Set in a remote research facility, The New Mutants follows five teenagers as they discover their newfound powers. The stern Dr. Reyes looks after the young mutants and tries to help them control their raw powers. We follow the newest member of the group, Danielle Moonstar, who was placed there after a mysterious natural disaster wiped out her entire reservation. After some time, the five realize that there’s more behind this facility than meets the eye. To save themselves and right the wrongs of the past, the group must work together to harness their powers and become something bigger than themselves.

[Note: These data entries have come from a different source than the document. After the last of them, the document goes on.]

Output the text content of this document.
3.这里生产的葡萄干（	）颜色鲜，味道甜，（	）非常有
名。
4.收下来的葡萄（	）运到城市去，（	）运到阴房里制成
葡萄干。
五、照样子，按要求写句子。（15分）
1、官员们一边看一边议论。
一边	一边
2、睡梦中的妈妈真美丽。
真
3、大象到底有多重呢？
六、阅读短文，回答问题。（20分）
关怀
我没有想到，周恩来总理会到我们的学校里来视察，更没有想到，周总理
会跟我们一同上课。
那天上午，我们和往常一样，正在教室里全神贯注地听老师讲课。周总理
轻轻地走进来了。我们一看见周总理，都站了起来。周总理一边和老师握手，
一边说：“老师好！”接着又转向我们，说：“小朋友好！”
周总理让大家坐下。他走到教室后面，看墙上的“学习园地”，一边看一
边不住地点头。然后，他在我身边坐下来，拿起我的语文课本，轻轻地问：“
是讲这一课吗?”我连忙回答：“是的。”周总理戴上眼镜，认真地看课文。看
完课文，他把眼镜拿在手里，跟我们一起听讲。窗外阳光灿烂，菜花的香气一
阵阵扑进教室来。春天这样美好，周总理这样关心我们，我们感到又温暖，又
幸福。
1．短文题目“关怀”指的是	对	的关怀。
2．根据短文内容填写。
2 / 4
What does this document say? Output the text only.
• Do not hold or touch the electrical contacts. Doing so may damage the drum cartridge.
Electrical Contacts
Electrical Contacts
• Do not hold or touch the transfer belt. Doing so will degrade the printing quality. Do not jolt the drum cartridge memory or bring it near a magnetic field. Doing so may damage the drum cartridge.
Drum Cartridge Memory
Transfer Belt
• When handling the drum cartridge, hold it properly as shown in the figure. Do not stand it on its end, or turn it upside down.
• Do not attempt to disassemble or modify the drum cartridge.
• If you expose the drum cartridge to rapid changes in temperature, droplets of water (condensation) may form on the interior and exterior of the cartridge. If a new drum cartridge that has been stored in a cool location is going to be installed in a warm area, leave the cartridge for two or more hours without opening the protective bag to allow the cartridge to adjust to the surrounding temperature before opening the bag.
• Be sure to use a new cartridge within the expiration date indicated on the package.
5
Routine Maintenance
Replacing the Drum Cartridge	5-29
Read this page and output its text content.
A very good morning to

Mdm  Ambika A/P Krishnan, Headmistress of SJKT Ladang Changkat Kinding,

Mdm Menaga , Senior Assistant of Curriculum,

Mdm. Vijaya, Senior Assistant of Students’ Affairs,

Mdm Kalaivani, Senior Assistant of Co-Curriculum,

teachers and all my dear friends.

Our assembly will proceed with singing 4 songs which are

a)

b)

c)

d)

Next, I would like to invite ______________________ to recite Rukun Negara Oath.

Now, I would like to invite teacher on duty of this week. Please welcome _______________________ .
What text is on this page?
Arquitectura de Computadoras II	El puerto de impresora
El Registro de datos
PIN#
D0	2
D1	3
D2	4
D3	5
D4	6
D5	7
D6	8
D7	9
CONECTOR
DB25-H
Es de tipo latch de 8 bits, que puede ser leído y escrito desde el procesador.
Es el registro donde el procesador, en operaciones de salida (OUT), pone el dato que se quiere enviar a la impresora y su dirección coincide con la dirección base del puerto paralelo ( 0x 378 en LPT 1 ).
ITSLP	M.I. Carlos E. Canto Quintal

The New Mutants is directed by Josh Boone, who last made a critical and commercial splash with his adaptation of The Fault in Our Stars. Billed as an action/horror/drama, The New Mutants fails on all three of those genre levels. Thanks to Boone’s inability to grasp onto his material, the various tones of the movie go together like oil & water rather than peanut butter & jelly. 

The action is sparse throughout the first 80 minutes, only showing us glimpses of each person’s unique power. The final 15 minutes end on an action set piece that unleashes all that the movie has been building up, which isn’t much. The intentionally dark and snowy setting acts as a smokescreen to cover up the poor digital effects and blocking.

Fairing even worse than the action is the horror element. It’s been reported that the studio demanded reshoots to add more horror after the mega-success of IT. Neutered by a PG-13 rating, the scares in this movie are comparable to the ones found in a January dumpster movie aimed solely at young teenagers. For nearly the entire runtime, we’re subjected to a rinse-repeat cycle of jump scares and sound blasts that only mildly startle us but never come close to scaring us. Even the main villains - gangly creatures dressed in tuxedos that look almost too similar to Slenderman - come across as more laughable than creepy.

But even the failings in the action and horror departments don’t come close to the movie’s biggest crime, which is how boring it is. For being set in a superhero universe, very little of this movie is connected to the larger world. Except for a few namedrops and the fact that our main characters are called mutants, this could have been set in any other YA universe and it wouldn’t have made a difference. 

The uninteresting plot offers a few biting questions to chew on. If you have even an inkling of knowledge about the X-Men Universe, then these questions will be a breeze to answer. But, immediately knowing these answers is a double-edged sword as you now have to impatiently wait an hour for the movie to reveal them in the dullest way possible.

Maybe the only person who can come out of this mess with some credibility is Blu Hunt and her performance as our lead character, Danielle. Hunt does fall into the teenage actor trap of overdoing it, but overall she does a commendable job of being the audience’s viewpoint into this story. 

Three of our five main characters have accents and each of them vies for the award of least convincing. The winner of that goes to American-born Anya Taylor-Joy in her attempt at portraying a Russian. Charlie Heaton’s Kentucky drawl comes in at a close second place, while the British Maisie Williams of Game of Thrones fame does alright with her Scottish accent. 

As an action movie, The New Mutants is a failure. As a horror movie, it’s a failure. Even as a piece of entertainment, it’s a failure. This is nothing more than a cheap cash grab whose only purpose is to make a quick buck off brand recognition alone. The only time I’ll ever think about this movie again is when I have to decide where to place it on my worst-of-the-year list.